By Ray Potts – A&E/Features Editor
After watching “Dawn of the Planet of the Apes”, I walked out of the movie theater realizing that the summer blockbuster I watched was not like most other blockbusters. There wasn’t any non-stop explosions, no wise-cracking killer robots, no one-dimensional macho bro male lead and scantily clad love interest, no corporate product placement, and no paper thin plot. Instead, I walked out of a movie that was not only the best “Planet of the Apes” film I’ve seen, but was the best film I’ve seen this year.
Spoilers ahead, you’ve been warned…
If you’ve seen the first film of the rebooted “Planet of the Apes” series (2011’s “Rise of the Planet of the Apes”), the second film starts right off in a montage of the destruction caused by the “Simian Flu”, a virus created in a laboratory that experimented on apes. News reports of hundreds of millions dead, mass riots, nuclear arsenals being detonated, shaky footage of apes walking the streets and audio diaries of survivors saying one last goodbye to their love ones. While humans that are genetically immune to the virus have held up in shanty strongholds, apes have taken to the vast wilderness and created a tribal city in the redwoods. Most humans think the apes are just mindless animals living far away, most apes think all of humanity has wiped itself out.
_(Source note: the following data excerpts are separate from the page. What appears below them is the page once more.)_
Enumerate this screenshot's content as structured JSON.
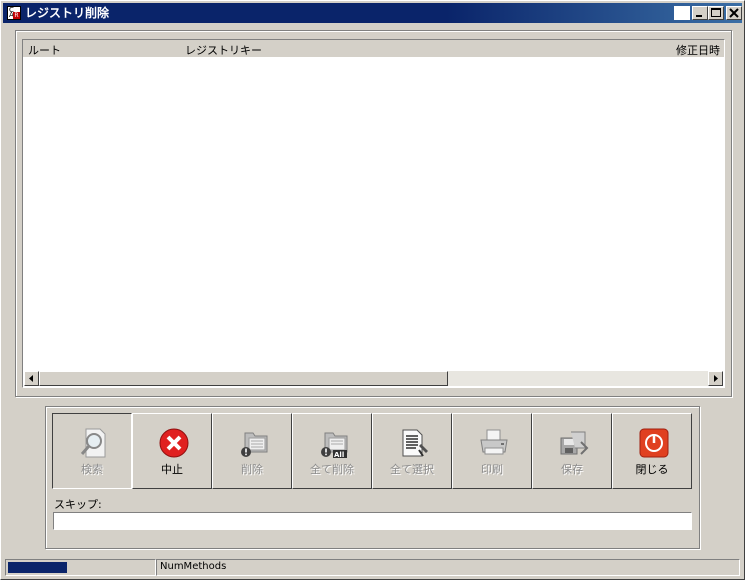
{
  "window": {
    "title": "レジストリ削除",
    "icon": "registry-app-icon",
    "controls": [
      "blank",
      "minimize",
      "maximize",
      "close"
    ]
  },
  "listview": {
    "columns": [
      {
        "label": "ルート"
      },
      {
        "label": "レジストリキー"
      },
      {
        "label": "修正日時"
      }
    ],
    "rows": []
  },
  "toolbar": {
    "buttons": [
      {
        "key": "search",
        "label": "検索",
        "enabled": false,
        "pressed": true,
        "icon": "magnifier-icon"
      },
      {
        "key": "stop",
        "label": "中止",
        "enabled": true,
        "pressed": false,
        "icon": "stop-x-icon",
        "color": "#e02020"
      },
      {
        "key": "delete",
        "label": "削除",
        "enabled": false,
        "pressed": false,
        "icon": "delete-folder-icon"
      },
      {
        "key": "delete-all",
        "label": "全て削除",
        "enabled": false,
        "pressed": false,
        "icon": "delete-all-folder-icon"
      },
      {
        "key": "select-all",
        "label": "全て選択",
        "enabled": false,
        "pressed": false,
        "icon": "select-all-document-icon"
      },
      {
        "key": "print",
        "label": "印刷",
        "enabled": false,
        "pressed": false,
        "icon": "printer-icon"
      },
      {
        "key": "save",
        "label": "保存",
        "enabled": false,
        "pressed": false,
        "icon": "save-disk-icon"
      },
      {
        "key": "close",
        "label": "閉じる",
        "enabled": true,
        "pressed": false,
        "icon": "power-icon",
        "color": "#e04020"
      }
    ]
  },
  "skip": {
    "label": "スキップ:",
    "value": ""
  },
  "statusbar": {
    "progress": 0.4,
    "text": "NumMethods"
  },
  "colors": {
    "face": "#d4d0c8",
    "title_active": "#0a246a",
    "progress": "#0a246a"
  }
}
The leader of the apes is the chimpanzee Caesar, played by Andy Serkis, the main protagonist from the first film. Caesar is the most compelling character in the film; not only is the CGI rendering of the ape amazing, but his character is fully three-dimensional with strong emotional depth. Caesar is counselled by two other apes with opposite viewpoints; the orangutan Maurice who is the peaceful shaman/teacher of the tribe, and the bonobo Koba; the scarred militarist whose hatred of humanity caused by a life of scientific torture (by the same people who created the Simian Flu) has driven him mad. Caesar is able to keep the tribe united and at peace until a patrolling unit of apes comes across a patrolling unit of humans.
Malcolm, played by Jason Clarke, is a peaceful human trying to get a nearby hydroelectric dam functioning to supply the human settlement (in nearbySan Francisco) with power. He doesn’t want a war with the apes, he only wants to survive and live in peace. As you can imagine, if the apes can have opposing factions, so can the humans. Dreyfus, played by Gary Oldman, is the leader of the human settlement and an ardent militarist. He wants to regain power so that humanity can not just survive, but retake the world from the apes.
This is what the complex story really boils down to; the coexistence of different tribes. While there is certain distrust between apes and humans, Caesar and Malcolm see the similarities that unites their people and ultimately begin to learn from each other. This is thrown into chaos by the militarists Koba and Dreyfus, who view the opposing species asbarbarians that must be cleansed from the planet. All out destruction caused by the rise of tensions draws similar comparisons to modern day religious and ethnic conflicts, like Israel and Palestine, Northern Ireland, and Iraq.
Although it is dark and shows us a cynical side of tribal conflict, it also very touching. Seeing a CGI ape hold his child in his arms, contemplating the dangers of the world, is remarkably compelling and relatable. This is one of the best blockbusters I’ve seen, and I highly suggest seeing this captivating movie.